# GLS - Has there been an improvement?



## JohnBoy (Oct 25, 2009)

Many on here will recognise the name of the courier company GLS and be aware of the problems of using their service. I wonder if all our complaints have finally brought about a change in the operation.

Yesterday I actually received a delivery via Royal Mail/GLS. That in itself was a surprise, but it gets better. The package was posted in Liverpool only 5 days ago and most of the journey time was taken up in the UK. The tracking showed none of the normal journey through Germany and Spain, before being left in a warehouse here for a week.

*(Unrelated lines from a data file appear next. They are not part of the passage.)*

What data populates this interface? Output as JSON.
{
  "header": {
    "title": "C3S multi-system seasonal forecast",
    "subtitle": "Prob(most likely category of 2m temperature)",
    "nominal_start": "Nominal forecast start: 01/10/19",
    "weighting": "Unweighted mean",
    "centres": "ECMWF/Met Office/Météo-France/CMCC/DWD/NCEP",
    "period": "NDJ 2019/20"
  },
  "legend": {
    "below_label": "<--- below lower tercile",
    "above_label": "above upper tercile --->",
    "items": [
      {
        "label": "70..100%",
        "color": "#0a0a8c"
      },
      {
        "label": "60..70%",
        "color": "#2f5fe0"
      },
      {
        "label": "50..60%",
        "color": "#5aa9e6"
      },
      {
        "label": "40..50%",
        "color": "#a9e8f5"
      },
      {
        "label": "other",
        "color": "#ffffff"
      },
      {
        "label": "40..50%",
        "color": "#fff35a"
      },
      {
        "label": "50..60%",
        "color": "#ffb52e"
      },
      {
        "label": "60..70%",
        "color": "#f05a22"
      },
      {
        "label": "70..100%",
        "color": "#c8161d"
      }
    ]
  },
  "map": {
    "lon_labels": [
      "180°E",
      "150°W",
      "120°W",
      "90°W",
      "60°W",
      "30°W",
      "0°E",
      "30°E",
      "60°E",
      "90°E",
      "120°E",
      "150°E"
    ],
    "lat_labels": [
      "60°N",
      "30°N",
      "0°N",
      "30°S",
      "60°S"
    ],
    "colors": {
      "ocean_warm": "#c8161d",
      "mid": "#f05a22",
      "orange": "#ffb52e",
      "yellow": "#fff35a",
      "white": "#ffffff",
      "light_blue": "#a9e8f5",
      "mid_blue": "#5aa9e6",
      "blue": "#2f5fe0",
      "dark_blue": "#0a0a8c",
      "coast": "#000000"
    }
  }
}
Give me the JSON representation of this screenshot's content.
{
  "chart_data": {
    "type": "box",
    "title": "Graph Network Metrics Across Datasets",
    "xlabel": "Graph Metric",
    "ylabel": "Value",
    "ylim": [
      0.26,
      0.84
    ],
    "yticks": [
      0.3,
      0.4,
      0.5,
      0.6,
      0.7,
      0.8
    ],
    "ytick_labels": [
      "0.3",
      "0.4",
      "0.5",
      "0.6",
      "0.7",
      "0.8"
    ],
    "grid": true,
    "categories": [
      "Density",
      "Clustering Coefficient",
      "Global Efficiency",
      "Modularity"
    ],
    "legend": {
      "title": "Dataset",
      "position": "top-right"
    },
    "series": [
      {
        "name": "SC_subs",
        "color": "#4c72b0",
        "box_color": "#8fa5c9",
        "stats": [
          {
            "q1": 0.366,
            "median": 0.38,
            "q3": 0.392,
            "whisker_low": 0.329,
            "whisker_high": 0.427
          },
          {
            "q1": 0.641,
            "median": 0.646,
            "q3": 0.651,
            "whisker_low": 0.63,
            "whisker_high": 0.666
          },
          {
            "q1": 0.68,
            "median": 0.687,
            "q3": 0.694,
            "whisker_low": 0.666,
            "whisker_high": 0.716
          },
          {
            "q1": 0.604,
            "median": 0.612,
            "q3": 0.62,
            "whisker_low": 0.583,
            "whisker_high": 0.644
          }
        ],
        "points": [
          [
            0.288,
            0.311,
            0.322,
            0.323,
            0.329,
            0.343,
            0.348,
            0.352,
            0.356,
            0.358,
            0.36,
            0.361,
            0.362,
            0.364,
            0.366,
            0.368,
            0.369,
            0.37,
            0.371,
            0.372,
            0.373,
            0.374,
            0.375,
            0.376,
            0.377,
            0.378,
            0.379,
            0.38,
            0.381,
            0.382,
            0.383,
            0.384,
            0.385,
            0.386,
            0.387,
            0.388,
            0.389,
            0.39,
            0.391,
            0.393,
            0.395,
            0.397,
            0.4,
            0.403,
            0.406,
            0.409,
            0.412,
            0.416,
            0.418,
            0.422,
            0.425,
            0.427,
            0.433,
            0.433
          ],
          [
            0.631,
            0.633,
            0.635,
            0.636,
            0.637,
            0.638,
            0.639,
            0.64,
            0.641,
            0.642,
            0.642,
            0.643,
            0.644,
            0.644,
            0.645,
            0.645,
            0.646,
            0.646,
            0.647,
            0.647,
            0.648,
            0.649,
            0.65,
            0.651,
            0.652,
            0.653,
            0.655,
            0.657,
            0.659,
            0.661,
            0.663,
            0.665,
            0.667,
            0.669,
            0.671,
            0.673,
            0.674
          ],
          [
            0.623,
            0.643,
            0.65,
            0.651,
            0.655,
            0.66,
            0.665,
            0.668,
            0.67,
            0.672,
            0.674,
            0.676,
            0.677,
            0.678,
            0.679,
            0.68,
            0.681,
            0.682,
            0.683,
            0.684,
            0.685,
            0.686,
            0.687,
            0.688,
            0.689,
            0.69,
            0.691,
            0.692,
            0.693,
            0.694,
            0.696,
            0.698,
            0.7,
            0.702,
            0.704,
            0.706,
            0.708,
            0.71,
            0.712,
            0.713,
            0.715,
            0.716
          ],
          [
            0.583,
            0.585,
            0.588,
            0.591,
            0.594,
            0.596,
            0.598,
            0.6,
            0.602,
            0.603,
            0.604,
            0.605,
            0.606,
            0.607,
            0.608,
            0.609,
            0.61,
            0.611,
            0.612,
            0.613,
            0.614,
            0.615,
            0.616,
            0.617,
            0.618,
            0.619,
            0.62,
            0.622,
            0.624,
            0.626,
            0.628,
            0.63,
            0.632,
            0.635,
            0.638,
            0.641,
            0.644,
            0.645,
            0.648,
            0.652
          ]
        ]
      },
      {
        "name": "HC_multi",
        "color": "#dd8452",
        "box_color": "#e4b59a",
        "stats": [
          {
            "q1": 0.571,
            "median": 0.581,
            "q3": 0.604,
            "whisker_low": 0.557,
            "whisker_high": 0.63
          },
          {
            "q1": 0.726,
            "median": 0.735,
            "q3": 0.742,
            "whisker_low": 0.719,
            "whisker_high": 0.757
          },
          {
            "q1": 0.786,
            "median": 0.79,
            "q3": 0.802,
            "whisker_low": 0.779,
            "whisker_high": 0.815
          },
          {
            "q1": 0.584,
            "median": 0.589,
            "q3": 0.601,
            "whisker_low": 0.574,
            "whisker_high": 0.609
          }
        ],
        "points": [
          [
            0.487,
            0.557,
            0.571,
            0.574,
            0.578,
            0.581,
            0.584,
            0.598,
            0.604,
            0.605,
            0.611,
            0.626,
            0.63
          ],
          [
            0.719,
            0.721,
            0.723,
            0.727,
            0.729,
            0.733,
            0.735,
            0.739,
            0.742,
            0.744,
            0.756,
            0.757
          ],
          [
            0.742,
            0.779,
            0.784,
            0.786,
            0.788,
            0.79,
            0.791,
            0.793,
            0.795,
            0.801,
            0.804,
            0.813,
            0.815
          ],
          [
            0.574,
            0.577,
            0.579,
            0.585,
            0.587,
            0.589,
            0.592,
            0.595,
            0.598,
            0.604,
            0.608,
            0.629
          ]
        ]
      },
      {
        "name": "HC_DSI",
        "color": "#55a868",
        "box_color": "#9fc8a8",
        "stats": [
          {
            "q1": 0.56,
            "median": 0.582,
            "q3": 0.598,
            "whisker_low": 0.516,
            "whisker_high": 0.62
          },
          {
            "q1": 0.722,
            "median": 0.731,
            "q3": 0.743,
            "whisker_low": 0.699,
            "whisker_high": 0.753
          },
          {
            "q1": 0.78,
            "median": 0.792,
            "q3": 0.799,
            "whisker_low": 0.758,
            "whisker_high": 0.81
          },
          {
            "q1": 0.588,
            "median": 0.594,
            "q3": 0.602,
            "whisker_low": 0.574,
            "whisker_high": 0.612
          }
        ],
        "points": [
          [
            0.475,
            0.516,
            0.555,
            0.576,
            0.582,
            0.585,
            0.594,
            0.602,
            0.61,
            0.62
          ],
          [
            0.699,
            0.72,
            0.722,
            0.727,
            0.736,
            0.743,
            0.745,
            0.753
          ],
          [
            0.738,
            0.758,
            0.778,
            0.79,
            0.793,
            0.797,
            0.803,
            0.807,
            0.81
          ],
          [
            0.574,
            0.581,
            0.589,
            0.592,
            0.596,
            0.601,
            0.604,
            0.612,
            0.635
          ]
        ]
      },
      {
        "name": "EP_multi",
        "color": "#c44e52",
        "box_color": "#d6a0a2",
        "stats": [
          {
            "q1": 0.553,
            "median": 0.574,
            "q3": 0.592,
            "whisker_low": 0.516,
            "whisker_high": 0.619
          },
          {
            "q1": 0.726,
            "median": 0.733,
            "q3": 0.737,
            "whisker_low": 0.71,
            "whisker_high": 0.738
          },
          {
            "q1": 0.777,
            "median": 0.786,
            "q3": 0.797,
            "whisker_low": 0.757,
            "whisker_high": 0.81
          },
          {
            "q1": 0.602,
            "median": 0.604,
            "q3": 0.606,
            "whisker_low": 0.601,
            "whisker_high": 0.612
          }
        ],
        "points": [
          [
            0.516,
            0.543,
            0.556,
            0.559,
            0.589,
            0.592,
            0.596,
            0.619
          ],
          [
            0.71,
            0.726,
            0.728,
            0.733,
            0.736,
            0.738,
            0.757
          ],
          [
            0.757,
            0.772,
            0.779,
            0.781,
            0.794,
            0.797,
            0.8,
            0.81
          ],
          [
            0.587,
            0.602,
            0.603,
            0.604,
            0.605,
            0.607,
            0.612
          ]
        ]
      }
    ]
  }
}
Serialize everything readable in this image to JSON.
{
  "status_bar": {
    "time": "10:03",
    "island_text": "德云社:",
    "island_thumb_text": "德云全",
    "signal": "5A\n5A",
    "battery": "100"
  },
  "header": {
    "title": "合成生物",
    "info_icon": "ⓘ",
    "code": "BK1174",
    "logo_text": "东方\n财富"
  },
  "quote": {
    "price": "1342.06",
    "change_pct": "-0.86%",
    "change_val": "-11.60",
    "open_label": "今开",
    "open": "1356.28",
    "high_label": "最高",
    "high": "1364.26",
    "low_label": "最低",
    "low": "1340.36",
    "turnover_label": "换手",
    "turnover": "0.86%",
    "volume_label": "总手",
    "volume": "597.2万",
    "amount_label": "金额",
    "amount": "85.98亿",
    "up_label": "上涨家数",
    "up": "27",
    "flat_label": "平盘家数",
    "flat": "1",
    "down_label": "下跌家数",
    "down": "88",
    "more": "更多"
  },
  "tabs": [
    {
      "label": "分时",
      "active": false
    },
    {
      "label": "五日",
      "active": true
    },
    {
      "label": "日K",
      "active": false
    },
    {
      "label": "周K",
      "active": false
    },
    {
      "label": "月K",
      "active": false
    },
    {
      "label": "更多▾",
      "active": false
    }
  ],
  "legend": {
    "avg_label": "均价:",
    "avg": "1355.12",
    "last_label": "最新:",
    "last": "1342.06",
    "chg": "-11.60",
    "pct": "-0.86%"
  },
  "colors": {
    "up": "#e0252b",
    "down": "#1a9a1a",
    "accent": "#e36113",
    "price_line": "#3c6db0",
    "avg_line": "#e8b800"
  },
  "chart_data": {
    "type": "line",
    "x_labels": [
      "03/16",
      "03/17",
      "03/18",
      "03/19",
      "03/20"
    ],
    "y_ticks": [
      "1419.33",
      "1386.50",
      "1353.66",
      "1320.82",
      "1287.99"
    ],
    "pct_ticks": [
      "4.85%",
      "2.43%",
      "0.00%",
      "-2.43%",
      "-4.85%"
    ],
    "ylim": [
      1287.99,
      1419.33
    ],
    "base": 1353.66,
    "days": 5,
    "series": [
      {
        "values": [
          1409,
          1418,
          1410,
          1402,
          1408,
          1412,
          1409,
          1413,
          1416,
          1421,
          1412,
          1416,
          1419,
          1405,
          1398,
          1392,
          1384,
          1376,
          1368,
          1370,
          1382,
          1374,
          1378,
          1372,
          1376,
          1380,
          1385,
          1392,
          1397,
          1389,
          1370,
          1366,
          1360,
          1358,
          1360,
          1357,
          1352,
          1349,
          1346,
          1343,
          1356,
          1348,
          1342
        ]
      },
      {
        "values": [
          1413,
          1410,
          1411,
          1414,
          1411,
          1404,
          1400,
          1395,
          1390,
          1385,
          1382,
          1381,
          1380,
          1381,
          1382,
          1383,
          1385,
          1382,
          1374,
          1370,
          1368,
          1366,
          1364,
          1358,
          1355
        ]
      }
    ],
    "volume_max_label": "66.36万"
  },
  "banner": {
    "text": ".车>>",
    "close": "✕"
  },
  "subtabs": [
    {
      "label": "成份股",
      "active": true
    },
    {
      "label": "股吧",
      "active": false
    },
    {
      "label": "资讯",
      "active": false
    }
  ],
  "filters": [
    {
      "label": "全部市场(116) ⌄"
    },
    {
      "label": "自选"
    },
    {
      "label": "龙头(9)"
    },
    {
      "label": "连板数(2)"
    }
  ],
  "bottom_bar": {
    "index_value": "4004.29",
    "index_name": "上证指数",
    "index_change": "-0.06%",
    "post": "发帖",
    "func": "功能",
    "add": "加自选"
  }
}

Another change was that delivery was in a plain white van rather than the normal GLS livery and the driver was really pleasant.

I hope that this a sign of better service to come. Has anybody else any recent experience that could back this up.

On this occasion, well done GLS.


----------



## travelling-man (Jun 17, 2011)

JohnBoy said:


> Many on here will recognise the name of the courier company GLS and be aware of the problems of using their service. I wonder if all our complaints have finally brought about a change in the operation.
> 
> Yesterday I actually received a delivery via Royal Mail/GLS. That in itself was a surprise, but it gets better. The package was posted in Liverpool only 5 days ago and most of the journey time was taken up in the UK. The tracking showed none of the normal journey through Germany and Spain, before being left in a warehouse here for a week.
> 
> ...


You might be right meu amigo because we've just had a very similar experience including the white van today as well.


----------



## JohnBoy (Oct 25, 2009)

travelling-man said:


> You might be right meu amigo because we've just had a very similar experience including the white van today as well.


That's good to hear TM. Perhaps we've turned the corner at last.


----------



## Maggy Dampier (Jun 12, 2018)

I read recently that the new head of Royal Mail in UK is an extremely well paid German who lives in luxury in Switzerland and will commute to UK. He was the previous boss of GLS in Europe. Does not bode well for Royal Mail.


----------



## siobhanwf (Mar 20, 2009)

White van delivery here too...and pleasant

Mind you I have now added my GPS details to my delivery address


----------



## JohnBoy (Oct 25, 2009)

siobhanwf said:


> White van delivery here too...and pleasant
> 
> Mind you I have now added my GPS details to my delivery address



Brilliant idea Siobhán.  I always include my mobile number but will add the GPS in future.


----------